Si l’attention pourrait être dirigé vers l’extérieur, l’intention est dirigé vers l’intérieur, notre verticalité et notre cœur. C’est Kokoro Nokori, le cœur résiduel, ce qui reste après que les invités soient partis ou alors que le combat ait été résolu…
Or Zanshin est en relation avec Kokoro… le cœur en japonais. Attention, pas l’organe, mais les sentiments. Kokoro est le deuxième kanji de Zanshin 残心
C'est parce que Zanshin est relié à Kokoro que Zanshin est un état général qui nous permet de rester attentif, à l’écoute. C’est l’attention du cœur, ou être au cœur de l’attention portée…

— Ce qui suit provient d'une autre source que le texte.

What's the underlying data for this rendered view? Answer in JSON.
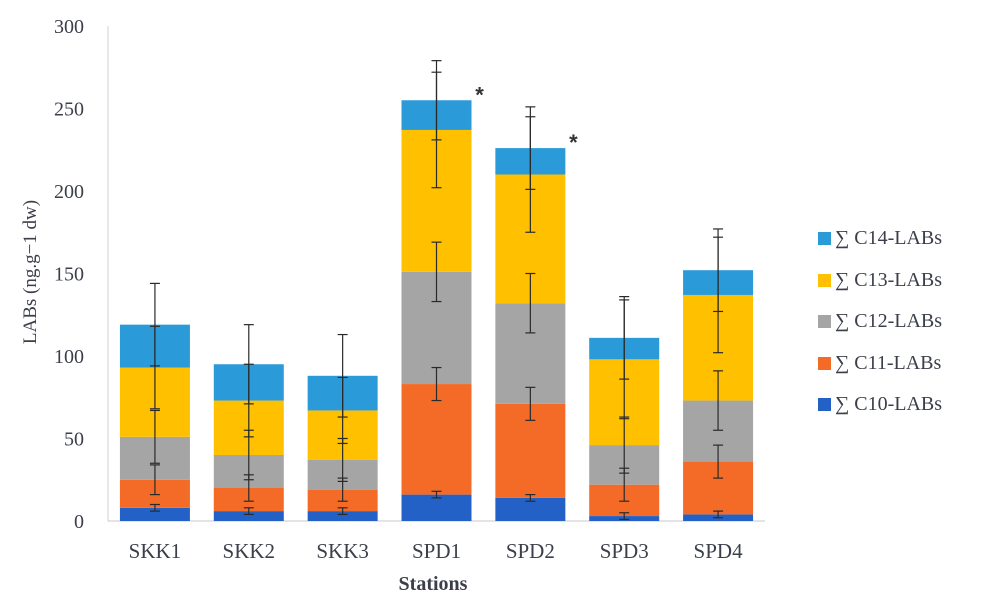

Zanshin, c’est être vigilant sans adopter de posture, dans le sens péjoratif du terme, sans faux-semblants. Il doit se faire sans effort, naturellement au fur et à mesure du travail accompli sur soi. Cette attention doit se traduire dans nos gestes, dans tous les instants de notre existence, là encore avec notre cœur.
Zanshin doit nous permettre une disponibilité dans le geste et dans l’esprit, afin de répondre aux aléas de la vie, aux belles et moins heureuses choses qui nous arrivent.
Zanshin est le coq, celui qui veille sur la basse-cour et qui nous signale dès que les premiers rayons de soleils poignent à l’horizon.
« Le Coq symbolise la force et le courage. Ces vertus sont nécessaires pour affronter et surmonter les épreuves de la voie initiatique. […] Le chant du coq annonce avec certitude le jour naissant, l’avènement de la lumière qui est rassurant pour le récipiendaire qui seul dans sa nuit, conserve l’espérance. »
Alors soyons vigilants avec le cœur.